- Born: 1945 Banko, Sekyere-East District, Ashanti Region.
- Died: October 26, 2017. Effiduase Government Hospital, Sekyere-East District, Ashanti Region
- Occupation: Musician

= Awurama Badu =

Ghanaian highlife musician

Awurama Badu (Ewurama Badu) was a Ghanaian highlife musician born in 1945 and from Banko in the Sekyere Kumawu District of the Ashanti Region. Popularly known for her stage performance and hit songs, she was a gifted and talented Highlife musician who had a breakthrough when the music industry was largely dominated by males with few females to fight for a place in the industry, according to "Bessa Simons" (Highlife musician). Awurama has four children—two sons and two daughters.

== Music career ==
Badu was formerly with the Ghana Police Band (known for their live band performances) before she established herself in the highlife music industry. Her music career started at the time when women played little role in highlife music.
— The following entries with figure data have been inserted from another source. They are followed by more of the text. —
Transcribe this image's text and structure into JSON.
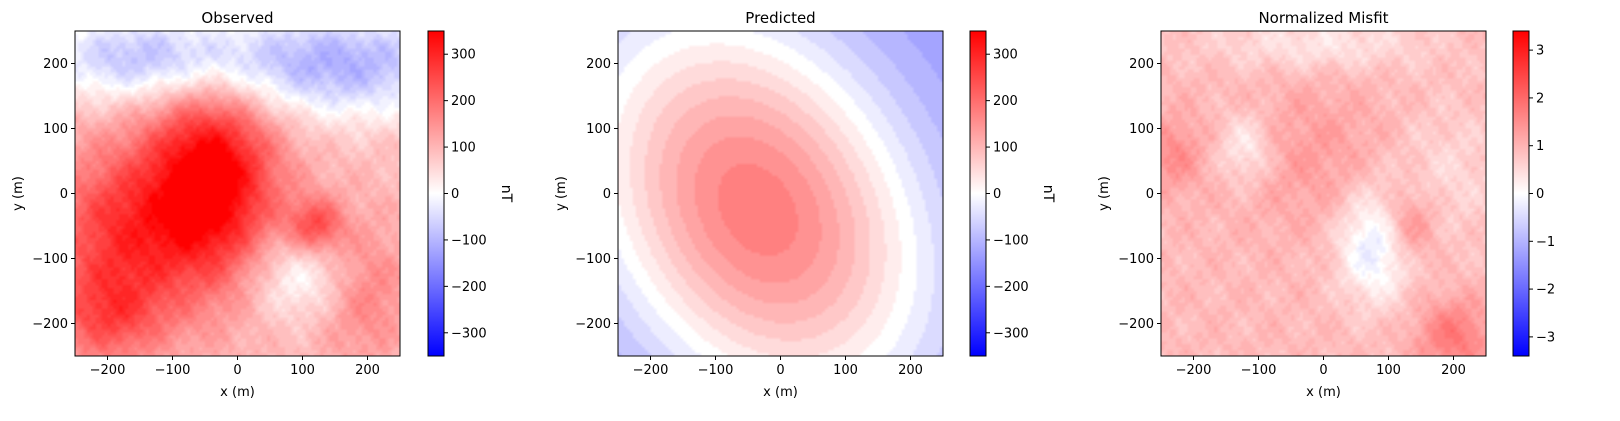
{
  "figure": {
    "panels": [
      {
        "title": "Observed",
        "xlabel": "x (m)",
        "ylabel": "y (m)",
        "cbar_label": "nT"
      },
      {
        "title": "Predicted",
        "xlabel": "x (m)",
        "ylabel": "y (m)",
        "cbar_label": "nT"
      },
      {
        "title": "Normalized Misfit",
        "xlabel": "x (m)",
        "ylabel": "y (m)",
        "cbar_label": ""
      }
    ]
  },
  "chart_data": [
    {
      "type": "heatmap",
      "title": "Observed",
      "xlabel": "x (m)",
      "ylabel": "y (m)",
      "xlim": [
        -250,
        250
      ],
      "ylim": [
        -250,
        250
      ],
      "xticks": [
        -200,
        -100,
        0,
        100,
        200
      ],
      "yticks": [
        -200,
        -100,
        0,
        100,
        200
      ],
      "colormap": "bwr",
      "colorbar": {
        "label": "nT",
        "range": [
          -350,
          350
        ],
        "ticks": [
          -300,
          -200,
          -100,
          0,
          100,
          200,
          300
        ]
      },
      "grid": false,
      "features": {
        "background": 95,
        "blobs": [
          {
            "x": -40,
            "y": 20,
            "sx": 70,
            "sy": 110,
            "a": 280
          },
          {
            "x": -180,
            "y": -60,
            "sx": 80,
            "sy": 90,
            "a": 170
          },
          {
            "x": -200,
            "y": -190,
            "sx": 60,
            "sy": 50,
            "a": 120
          },
          {
            "x": 120,
            "y": -50,
            "sx": 30,
            "sy": 30,
            "a": 150
          },
          {
            "x": 190,
            "y": -150,
            "sx": 50,
            "sy": 70,
            "a": 90
          },
          {
            "x": 160,
            "y": 200,
            "sx": 150,
            "sy": 60,
            "a": -200
          },
          {
            "x": -150,
            "y": 210,
            "sx": 120,
            "sy": 50,
            "a": -170
          },
          {
            "x": 100,
            "y": -130,
            "sx": 60,
            "sy": 50,
            "a": -110
          }
        ]
      }
    },
    {
      "type": "heatmap",
      "title": "Predicted",
      "xlabel": "x (m)",
      "ylabel": "y (m)",
      "xlim": [
        -250,
        250
      ],
      "ylim": [
        -250,
        250
      ],
      "xticks": [
        -200,
        -100,
        0,
        100,
        200
      ],
      "yticks": [
        -200,
        -100,
        0,
        100,
        200
      ],
      "colormap": "bwr",
      "colorbar": {
        "label": "nT",
        "range": [
          -350,
          350
        ],
        "ticks": [
          -300,
          -200,
          -100,
          0,
          100,
          200,
          300
        ]
      },
      "grid": false,
      "features": {
        "background": -150,
        "blobs": [
          {
            "x": -35,
            "y": -25,
            "sx": 165,
            "sy": 230,
            "a": 330,
            "rot": 0.55
          }
        ]
      }
    },
    {
      "type": "heatmap",
      "title": "Normalized Misfit",
      "xlabel": "x (m)",
      "ylabel": "y (m)",
      "xlim": [
        -250,
        250
      ],
      "ylim": [
        -250,
        250
      ],
      "xticks": [
        -200,
        -100,
        0,
        100,
        200
      ],
      "yticks": [
        -200,
        -100,
        0,
        100,
        200
      ],
      "colormap": "bwr",
      "colorbar": {
        "label": "",
        "range": [
          -3.4,
          3.4
        ],
        "ticks": [
          -3,
          -2,
          -1,
          0,
          1,
          2,
          3
        ]
      },
      "grid": false,
      "features": {
        "background": 0.9,
        "blobs": [
          {
            "x": -20,
            "y": 60,
            "sx": 90,
            "sy": 80,
            "a": 0.4
          },
          {
            "x": 80,
            "y": -80,
            "sx": 40,
            "sy": 60,
            "a": -1.3
          },
          {
            "x": 130,
            "y": -50,
            "sx": 30,
            "sy": 40,
            "a": 0.9
          },
          {
            "x": 200,
            "y": -220,
            "sx": 40,
            "sy": 40,
            "a": 0.9
          },
          {
            "x": -120,
            "y": 70,
            "sx": 30,
            "sy": 40,
            "a": -0.8
          },
          {
            "x": -10,
            "y": 230,
            "sx": 120,
            "sy": 30,
            "a": -0.6
          },
          {
            "x": -230,
            "y": 60,
            "sx": 30,
            "sy": 40,
            "a": 0.6
          },
          {
            "x": 190,
            "y": 30,
            "sx": 60,
            "sy": 80,
            "a": -0.4
          }
        ]
      }
    }
  ]
}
She scored hit songs like "Medofo Adaada Me", "Komkom", "Emelia", "Odo Tie Me Nni Obiara" and "Obaatan Refre Ne Mma".

On December 5, 2015, Action Senior High & Technical School as part of their 15 years of academic excellence honoured Badu in a special citation, the school extolled her astute qualities as a role model, musician and how her songs had helped shape society as well as educated people on some social vices.

Her continuous hard work and commitment to the music industry was rewarded by a non-governmental organization, Values for Life, founded by the Ghana’s former deputy Minister for Tourism, Arts and Culture, Dzifa Gomashie in 2016 for her contribution to arts and music in Ghana.
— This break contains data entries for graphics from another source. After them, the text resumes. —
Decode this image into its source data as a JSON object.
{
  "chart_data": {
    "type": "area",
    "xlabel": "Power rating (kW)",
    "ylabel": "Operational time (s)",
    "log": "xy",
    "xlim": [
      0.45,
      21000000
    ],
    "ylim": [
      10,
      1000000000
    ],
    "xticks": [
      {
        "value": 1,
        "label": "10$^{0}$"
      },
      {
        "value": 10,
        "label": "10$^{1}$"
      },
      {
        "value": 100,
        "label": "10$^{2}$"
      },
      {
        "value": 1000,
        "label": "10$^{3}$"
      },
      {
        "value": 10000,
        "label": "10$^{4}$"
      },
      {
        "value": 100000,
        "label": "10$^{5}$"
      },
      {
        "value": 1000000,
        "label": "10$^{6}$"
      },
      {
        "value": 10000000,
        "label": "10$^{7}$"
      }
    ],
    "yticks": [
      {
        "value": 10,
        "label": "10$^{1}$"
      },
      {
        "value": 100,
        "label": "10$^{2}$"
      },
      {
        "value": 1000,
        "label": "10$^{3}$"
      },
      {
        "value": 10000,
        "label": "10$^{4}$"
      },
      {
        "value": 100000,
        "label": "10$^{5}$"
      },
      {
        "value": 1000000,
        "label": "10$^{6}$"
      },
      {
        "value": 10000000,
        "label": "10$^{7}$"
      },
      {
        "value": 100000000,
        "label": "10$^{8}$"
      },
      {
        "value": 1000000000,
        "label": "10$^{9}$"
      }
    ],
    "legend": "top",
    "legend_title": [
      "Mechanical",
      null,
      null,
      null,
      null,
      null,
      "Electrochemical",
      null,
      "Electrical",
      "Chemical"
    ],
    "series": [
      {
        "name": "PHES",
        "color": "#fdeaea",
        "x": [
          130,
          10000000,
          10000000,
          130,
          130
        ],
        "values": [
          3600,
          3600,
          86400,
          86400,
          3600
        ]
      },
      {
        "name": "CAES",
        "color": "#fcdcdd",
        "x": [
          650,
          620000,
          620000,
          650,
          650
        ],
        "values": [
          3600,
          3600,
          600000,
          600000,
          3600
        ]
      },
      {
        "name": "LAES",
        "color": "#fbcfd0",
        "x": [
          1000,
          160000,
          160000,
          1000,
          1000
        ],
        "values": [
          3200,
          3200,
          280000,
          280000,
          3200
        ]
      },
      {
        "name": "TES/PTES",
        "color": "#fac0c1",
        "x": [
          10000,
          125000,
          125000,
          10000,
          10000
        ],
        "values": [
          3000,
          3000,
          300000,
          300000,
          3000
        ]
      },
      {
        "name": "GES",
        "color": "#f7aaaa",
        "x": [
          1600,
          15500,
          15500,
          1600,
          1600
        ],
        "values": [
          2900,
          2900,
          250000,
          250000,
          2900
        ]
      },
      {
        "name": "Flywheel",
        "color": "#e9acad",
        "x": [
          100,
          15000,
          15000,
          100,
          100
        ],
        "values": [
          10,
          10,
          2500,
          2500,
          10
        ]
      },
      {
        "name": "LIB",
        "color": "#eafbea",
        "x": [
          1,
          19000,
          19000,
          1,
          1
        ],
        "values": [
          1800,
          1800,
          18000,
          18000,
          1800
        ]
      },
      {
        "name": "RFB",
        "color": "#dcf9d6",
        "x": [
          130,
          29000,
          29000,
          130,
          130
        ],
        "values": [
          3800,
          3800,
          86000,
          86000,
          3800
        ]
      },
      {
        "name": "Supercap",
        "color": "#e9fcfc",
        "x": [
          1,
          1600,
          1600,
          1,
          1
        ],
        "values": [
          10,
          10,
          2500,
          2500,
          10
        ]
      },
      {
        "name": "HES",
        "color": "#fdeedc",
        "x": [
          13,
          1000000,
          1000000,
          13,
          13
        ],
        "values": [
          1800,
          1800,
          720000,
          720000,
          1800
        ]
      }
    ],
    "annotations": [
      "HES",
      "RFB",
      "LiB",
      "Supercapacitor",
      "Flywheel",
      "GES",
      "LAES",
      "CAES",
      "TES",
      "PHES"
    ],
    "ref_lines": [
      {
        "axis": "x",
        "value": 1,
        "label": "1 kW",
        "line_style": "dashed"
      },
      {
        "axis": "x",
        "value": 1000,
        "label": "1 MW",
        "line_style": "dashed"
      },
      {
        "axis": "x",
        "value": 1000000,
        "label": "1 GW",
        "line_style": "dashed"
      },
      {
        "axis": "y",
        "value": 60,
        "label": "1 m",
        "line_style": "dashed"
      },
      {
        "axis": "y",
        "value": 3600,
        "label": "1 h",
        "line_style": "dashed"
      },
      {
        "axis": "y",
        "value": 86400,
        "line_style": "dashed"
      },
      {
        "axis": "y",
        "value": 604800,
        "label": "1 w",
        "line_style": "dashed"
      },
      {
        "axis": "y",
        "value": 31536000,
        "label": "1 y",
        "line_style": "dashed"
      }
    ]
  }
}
== Life Experience and death ==
Her last public performance was at the 2013 edition of Citi FM‘s night of Music of Ghanaian Origin, held at the National Theatre of Ghana.

In July 2017, Badu made her last public appearance when she attended the 2nd Annual General Meeting of GHAMRO at the Kwame Nkrumah University of Science.

Badu died at the Effiduase Government Hospital in the Ashanti Region on Thursday, 26 October 2017. The cause of her death is not yet known but sources say the singer had been ill for some time. She was 72.